7) Johns Hopkins CSSE Data Repository for COVID-19

Overview

Johns Hopkins has designed a visual dashboard to display COVID-19 data in an interactive web-based interface.

Analysis

I recommend this dashboard because the information displayed is real-time, essential pandemic statistics. The general public wants this data in a quick, readable format. The dashboard is easy to read and displays information on one screen including total cases, cases by region, total deaths, total recovered, and a world map

Their data repository is publicly available on GitHub.


Week 2

This week, we are studying phylogenic trees. I gathered recent SARS-CoV-2 genomic sequence data from the GISAID website; 10 recent sequences from both the US and China. By building a phylogenic tree, I wanted to see how much variation there was in current sequences when compared to a SARS-CoV-2 Spike protein reference sequence in the virulign package.

Here is my jupyter notebook

I explain how to use virulign to align the target sequences with the reference. China, US, and combined data is put into respective dataframes. These dataframes are used to create a distance matrix, where distance of a sequence is the total number of nucleotides that differ from the reference sequence.

USA vs China phylogenic tree

I thought I would find more variaton in the sequences between China and the US, and was thinking that the US might have a more diverse distance matrix. But, my phylogenic tree (above) show that recent submissions of SARS-CoV-2 sequences in both China and the US have about a 0-2 nucledotide distance from the reference coronavirus sequence.
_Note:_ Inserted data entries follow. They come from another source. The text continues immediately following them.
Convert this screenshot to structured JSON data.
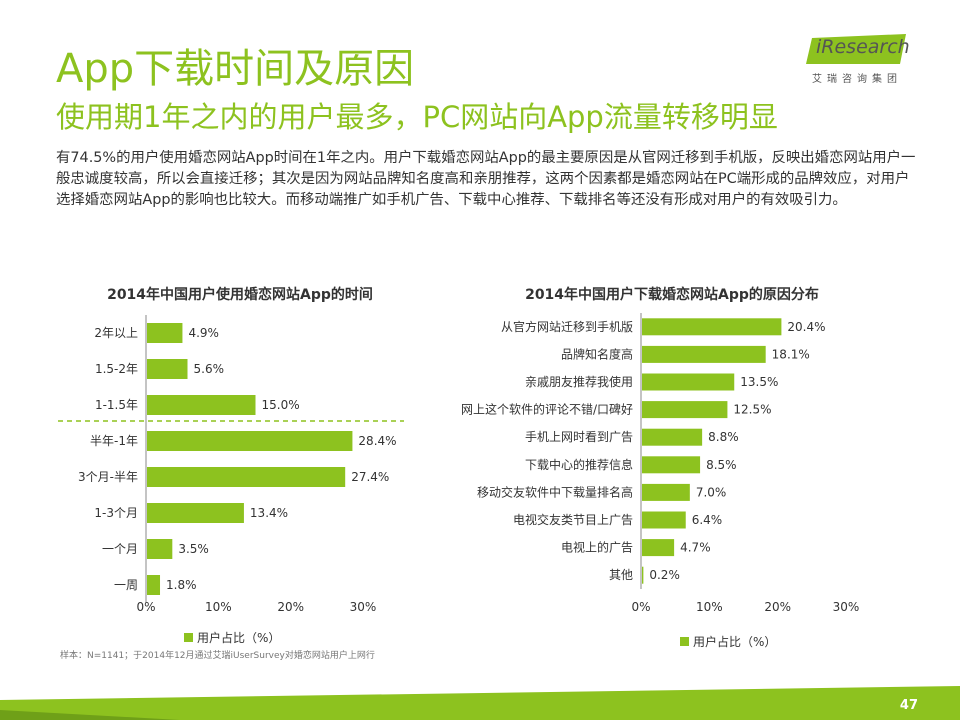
{
  "header": {
    "title": "App下载时间及原因",
    "subtitle": "使用期1年之内的用户最多，PC网站向App流量转移明显",
    "intro": "有74.5%的用户使用婚恋网站App时间在1年之内。用户下载婚恋网站App的最主要原因是从官网迁移到手机版，反映出婚恋网站用户一般忠诚度较高，所以会直接迁移；其次是因为网站品牌知名度高和亲朋推荐，这两个因素都是婚恋网站在PC端形成的品牌效应，对用户选择婚恋网站App的影响也比较大。而移动端推广如手机广告、下载中心推荐、下载排名等还没有形成对用户的有效吸引力。"
  },
  "logo": {
    "brand": "iResearch",
    "sub": "艾瑞咨询集团"
  },
  "colors": {
    "accent": "#8dc21f",
    "bar": "#8dc21f",
    "text": "#333333"
  },
  "chart_data": [
    {
      "type": "bar",
      "orientation": "horizontal",
      "title": "2014年中国用户使用婚恋网站App的时间",
      "categories": [
        "2年以上",
        "1.5-2年",
        "1-1.5年",
        "半年-1年",
        "3个月-半年",
        "1-3个月",
        "一个月",
        "一周"
      ],
      "value_labels": [
        "4.9%",
        "5.6%",
        "15.0%",
        "28.4%",
        "27.4%",
        "13.4%",
        "3.5%",
        "1.8%"
      ],
      "series": [
        {
          "name": "用户占比（%）",
          "values": [
            4.9,
            5.6,
            15.0,
            28.4,
            27.4,
            13.4,
            3.5,
            1.8
          ]
        }
      ],
      "xlim": [
        0,
        30
      ],
      "xticks": [
        "0%",
        "10%",
        "20%",
        "30%"
      ],
      "divider_after_index": 2,
      "legend": "bottom"
    },
    {
      "type": "bar",
      "orientation": "horizontal",
      "title": "2014年中国用户下载婚恋网站App的原因分布",
      "categories": [
        "从官方网站迁移到手机版",
        "品牌知名度高",
        "亲戚朋友推荐我使用",
        "网上这个软件的评论不错/口碑好",
        "手机上网时看到广告",
        "下载中心的推荐信息",
        "移动交友软件中下载量排名高",
        "电视交友类节目上广告",
        "电视上的广告",
        "其他"
      ],
      "value_labels": [
        "20.4%",
        "18.1%",
        "13.5%",
        "12.5%",
        "8.8%",
        "8.5%",
        "7.0%",
        "6.4%",
        "4.7%",
        "0.2%"
      ],
      "series": [
        {
          "name": "用户占比（%）",
          "values": [
            20.4,
            18.1,
            13.5,
            12.5,
            8.8,
            8.5,
            7.0,
            6.4,
            4.7,
            0.2
          ]
        }
      ],
      "xlim": [
        0,
        30
      ],
      "xticks": [
        "0%",
        "10%",
        "20%",
        "30%"
      ],
      "legend": "bottom"
    }
  ],
  "footer": {
    "source": "样本：N=1141；于2014年12月通过艾瑞iUserSurvey对婚恋网站用户上网行",
    "page_number": "47"
  }
}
In the combined phylogenic tree, which was built by combing the dataframes for the US and China sequences, I actually found that most US sequences were on the same branch (similar) and sequences from China were also grouped together on branches.


Week 3

This week, I worked with both SARS coronavirus and SARS-CoV-2 sequences. I wanted to find differences and similarities in their nucleotide sequences.
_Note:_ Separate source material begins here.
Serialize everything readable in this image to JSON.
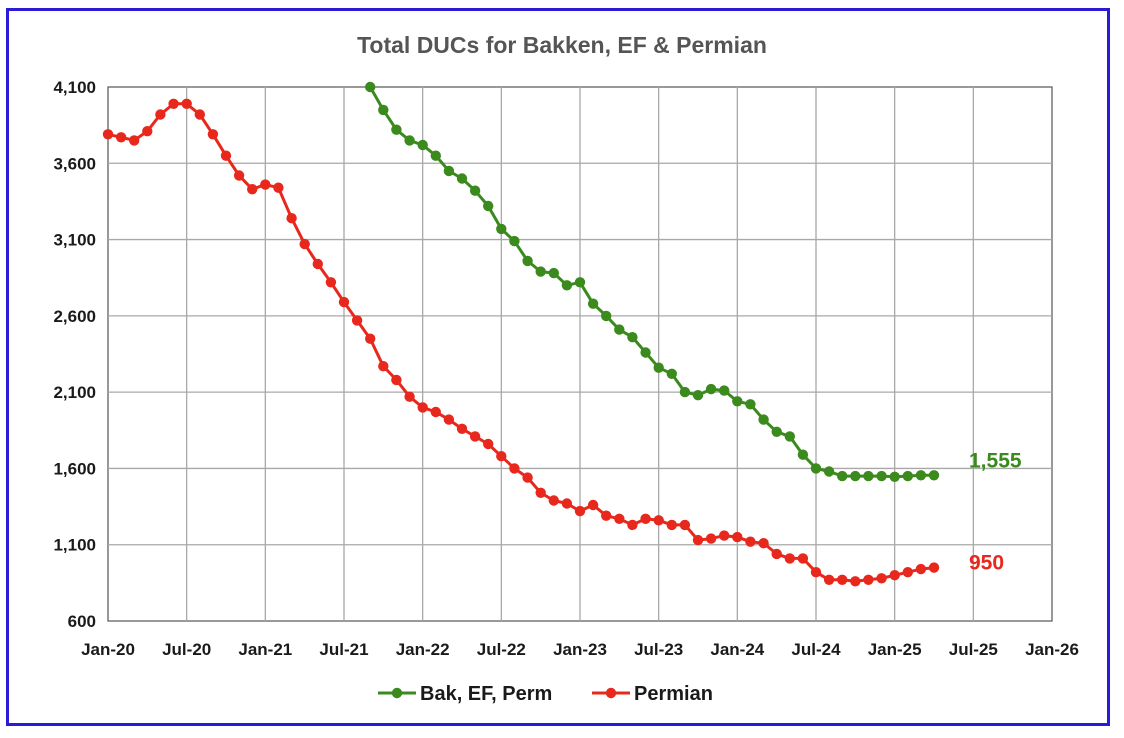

My first analysis looks at the most frequent k-mers in both viruses, and counts how many of the same frequent k-mers occur in both. In the table below, I display the number of frequent i-mers for both SARS coronavirus and SARS-CoV-2, the number of common patterns between them, and what that common pattern is. I thought it was interesting how SARS had 32 frequent 13-mers and SARS-CoV-2 had 36, but they only had 2 common 13-mers.

Common frequent i-mers between SARS coronavirus and SARS-CoV-2

My second analysis calculates the edit distance between each sequence, creates a distance matrix, and then visualizes a phylogenic tree (below).

My jupyter notebook can be found here.